Thinking with Experts
Imitating experts has long been used as an effective educational strategy, from the Romans’ classical study of literature to manufacturing apprenticeship programs. Imitation allows us to expand our thinking beyond our own understanding and gain insights quickly. However, there’s a problem: in modern society, we are suspicious of imitation, considering it juvenile, disreputable, and morally wrong.
The conventional approach to cognition has convinced us that cultivating our own brains is the only path to more intelligent thinking. Annie Murphy Paul argues that engaging in effective imitation is akin to thinking with other people’s brains and, instead of hindering our capacity for independent thinking, it can actually help us achieve mastery faster.

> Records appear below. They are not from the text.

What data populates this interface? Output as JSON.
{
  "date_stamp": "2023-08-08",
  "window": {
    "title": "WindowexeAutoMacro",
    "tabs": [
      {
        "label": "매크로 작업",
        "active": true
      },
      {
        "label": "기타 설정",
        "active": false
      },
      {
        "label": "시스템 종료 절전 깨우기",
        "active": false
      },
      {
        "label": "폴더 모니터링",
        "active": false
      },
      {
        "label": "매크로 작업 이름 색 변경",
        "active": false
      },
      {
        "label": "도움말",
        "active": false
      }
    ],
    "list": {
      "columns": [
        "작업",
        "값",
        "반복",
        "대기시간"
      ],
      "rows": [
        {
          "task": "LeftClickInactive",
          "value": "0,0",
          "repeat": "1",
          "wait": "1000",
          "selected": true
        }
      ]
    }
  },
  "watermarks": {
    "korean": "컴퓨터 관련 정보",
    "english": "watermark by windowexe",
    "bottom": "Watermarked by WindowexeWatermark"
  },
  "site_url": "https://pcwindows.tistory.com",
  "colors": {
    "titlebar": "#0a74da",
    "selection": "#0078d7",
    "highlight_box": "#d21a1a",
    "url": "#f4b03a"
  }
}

But imitating well is not easy; in fact, it reveals a paradox: imitating well requires a considerable degree of creativity.
July 10 @ 6-7:30 PM
Thinking with Experts
At the ECAT Wayne Building
650 East Ave, Erie PA 16503
This month’s reading is a single chapter from The Extended Mind: The Power of Thinking Outside the Brain by Annie Murphy Paul.
Optional readings and resources coming soon.
It is free to join the book club. Register below to get started.
Where do you meet?
Meetings take place at ECAT Wayne Building.
What does a meeting look like?
After a brief welcome, we break into small 4-5 person groups and discuss the book chapter for one hour before meeting back with the larger group for closing reflection. Discussion prompts are provided to get the conversation started but each group is encouraged to discuss topics most interesting to them.
Who is this for? Can I join?
For people who teach, want to teach, or have a job that supports learning. This includes anyone who works in a learning space such as a school, afterschool center, museum, library, online classes, etc.
We are a broad collection of people that includes school teachers, teaching artists, after-school educators, professors, school administrators, nonprofit staff, artists, creatives and parents. We all want to support programs that develop creativity.
Educators who want their student’s to develop a creative practice face unique challenges. We know that cultivating creativity in our students is vital. However, the practice of teaching creativity is challenged by an education system focused on improving standardized test scores. Conversations are focused on how we can better nurture creativity in our students and share practical strategies to overcome the unique challenges of our learning environments.